The violence is right there, within the beauty of the prose and the perspective of the abuser. Pain is part of passion, love means being obsessed, an older man trying to control you is for your own good. Your teacher knows best. These are lessons that can haunt a person. In Lolita, Humbert, after the first rape, describes driving in the car with Dolores to be like sitting beside “the small ghost of somebody I had just killed.” I do not know if I have ever seen such an accurate rendering of the lasting trauma of sexual violence. As a victim myself, I can remember my abuser created a twisted mold of what I, as a teenage girl, expected from a romantic relationship. That secrets are a part of love. That violence is your fault, a product of passion. My teacher impacted my life for far longer than I dreamed. Years after their first meeting, when an older, now married Dolores sees Humbert one final time, Nabokov writes that she “flattened herself as best she could (even rising on tiptoe a little) to let me pass, and was crucified for a moment,” to avoid having to touch Humbert as he passes by.

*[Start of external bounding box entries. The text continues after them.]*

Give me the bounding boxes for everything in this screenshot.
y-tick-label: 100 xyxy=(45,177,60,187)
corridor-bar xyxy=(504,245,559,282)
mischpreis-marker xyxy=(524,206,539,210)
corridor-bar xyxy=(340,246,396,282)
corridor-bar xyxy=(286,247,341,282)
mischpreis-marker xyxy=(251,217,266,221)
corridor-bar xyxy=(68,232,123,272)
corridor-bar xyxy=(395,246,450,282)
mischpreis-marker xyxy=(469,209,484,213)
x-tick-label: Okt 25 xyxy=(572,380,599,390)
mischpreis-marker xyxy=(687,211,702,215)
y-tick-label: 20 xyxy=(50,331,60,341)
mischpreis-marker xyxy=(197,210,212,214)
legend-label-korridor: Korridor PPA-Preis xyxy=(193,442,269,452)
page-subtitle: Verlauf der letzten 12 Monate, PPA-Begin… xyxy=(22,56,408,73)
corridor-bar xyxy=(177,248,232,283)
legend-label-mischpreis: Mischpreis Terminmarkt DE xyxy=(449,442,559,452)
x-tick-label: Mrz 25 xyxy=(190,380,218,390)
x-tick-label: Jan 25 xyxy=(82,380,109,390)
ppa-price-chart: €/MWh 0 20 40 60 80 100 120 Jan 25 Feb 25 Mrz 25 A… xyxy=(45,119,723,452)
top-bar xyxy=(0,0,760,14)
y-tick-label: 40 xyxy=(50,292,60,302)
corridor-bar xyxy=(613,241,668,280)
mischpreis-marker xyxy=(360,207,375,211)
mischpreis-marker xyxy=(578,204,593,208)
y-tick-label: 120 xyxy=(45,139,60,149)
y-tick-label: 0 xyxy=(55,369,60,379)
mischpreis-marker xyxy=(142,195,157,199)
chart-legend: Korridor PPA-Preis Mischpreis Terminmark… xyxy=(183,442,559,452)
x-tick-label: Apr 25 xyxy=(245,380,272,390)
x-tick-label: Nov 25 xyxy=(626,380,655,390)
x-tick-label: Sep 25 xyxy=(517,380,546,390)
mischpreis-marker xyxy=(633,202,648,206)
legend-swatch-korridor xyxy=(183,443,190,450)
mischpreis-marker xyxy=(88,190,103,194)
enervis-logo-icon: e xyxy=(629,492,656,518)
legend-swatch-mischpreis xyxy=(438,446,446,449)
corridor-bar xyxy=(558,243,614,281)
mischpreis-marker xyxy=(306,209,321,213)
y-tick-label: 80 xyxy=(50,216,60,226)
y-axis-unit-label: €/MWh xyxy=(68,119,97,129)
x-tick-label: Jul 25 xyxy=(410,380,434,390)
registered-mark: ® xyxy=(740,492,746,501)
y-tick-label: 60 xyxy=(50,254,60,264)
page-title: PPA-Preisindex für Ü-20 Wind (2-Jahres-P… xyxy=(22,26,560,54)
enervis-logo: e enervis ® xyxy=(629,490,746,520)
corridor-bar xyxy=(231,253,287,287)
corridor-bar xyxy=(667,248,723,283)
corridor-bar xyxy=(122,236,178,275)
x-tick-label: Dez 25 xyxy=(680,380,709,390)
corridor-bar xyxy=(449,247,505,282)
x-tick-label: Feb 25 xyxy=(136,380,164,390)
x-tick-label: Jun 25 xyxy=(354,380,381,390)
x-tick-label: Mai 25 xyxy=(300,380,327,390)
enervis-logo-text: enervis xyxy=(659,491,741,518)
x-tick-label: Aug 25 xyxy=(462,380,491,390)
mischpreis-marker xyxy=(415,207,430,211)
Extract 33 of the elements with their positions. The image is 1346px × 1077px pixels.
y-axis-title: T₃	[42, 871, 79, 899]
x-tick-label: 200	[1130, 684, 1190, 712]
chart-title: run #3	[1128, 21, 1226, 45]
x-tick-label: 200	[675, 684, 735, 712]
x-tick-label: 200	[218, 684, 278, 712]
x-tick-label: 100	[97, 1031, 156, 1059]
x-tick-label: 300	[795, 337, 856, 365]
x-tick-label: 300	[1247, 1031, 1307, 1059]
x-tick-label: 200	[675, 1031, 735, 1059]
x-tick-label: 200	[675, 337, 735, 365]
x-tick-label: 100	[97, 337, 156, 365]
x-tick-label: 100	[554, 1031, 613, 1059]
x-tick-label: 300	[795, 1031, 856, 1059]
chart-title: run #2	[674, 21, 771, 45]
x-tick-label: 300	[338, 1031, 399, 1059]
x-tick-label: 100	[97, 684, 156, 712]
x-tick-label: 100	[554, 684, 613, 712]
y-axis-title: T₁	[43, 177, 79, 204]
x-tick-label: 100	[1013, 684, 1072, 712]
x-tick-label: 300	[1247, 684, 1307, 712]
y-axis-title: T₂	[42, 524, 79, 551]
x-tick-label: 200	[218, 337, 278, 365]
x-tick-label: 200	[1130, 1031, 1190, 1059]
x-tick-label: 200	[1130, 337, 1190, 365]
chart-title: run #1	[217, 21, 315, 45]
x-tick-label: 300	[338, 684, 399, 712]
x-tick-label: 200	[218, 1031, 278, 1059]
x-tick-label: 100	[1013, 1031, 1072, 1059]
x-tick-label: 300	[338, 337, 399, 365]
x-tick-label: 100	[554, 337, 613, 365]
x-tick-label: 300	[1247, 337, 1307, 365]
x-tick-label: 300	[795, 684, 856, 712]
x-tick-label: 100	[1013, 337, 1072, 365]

In the hands of mentors and teachers, given to young girls in bad faith, Lolita becomes toxic. These men are in a position of power, of knowledge, of supposed generosity, sharing a gift of literature with a student who doesn’t know better. This in no way disavows the maturity, intelligence, or insight of teenagers—but the entire point is that these are girls in the midst of life-altering changes to their bodies, brains, and world. They are learning new things every moment, making them ripe for manipulation and lies.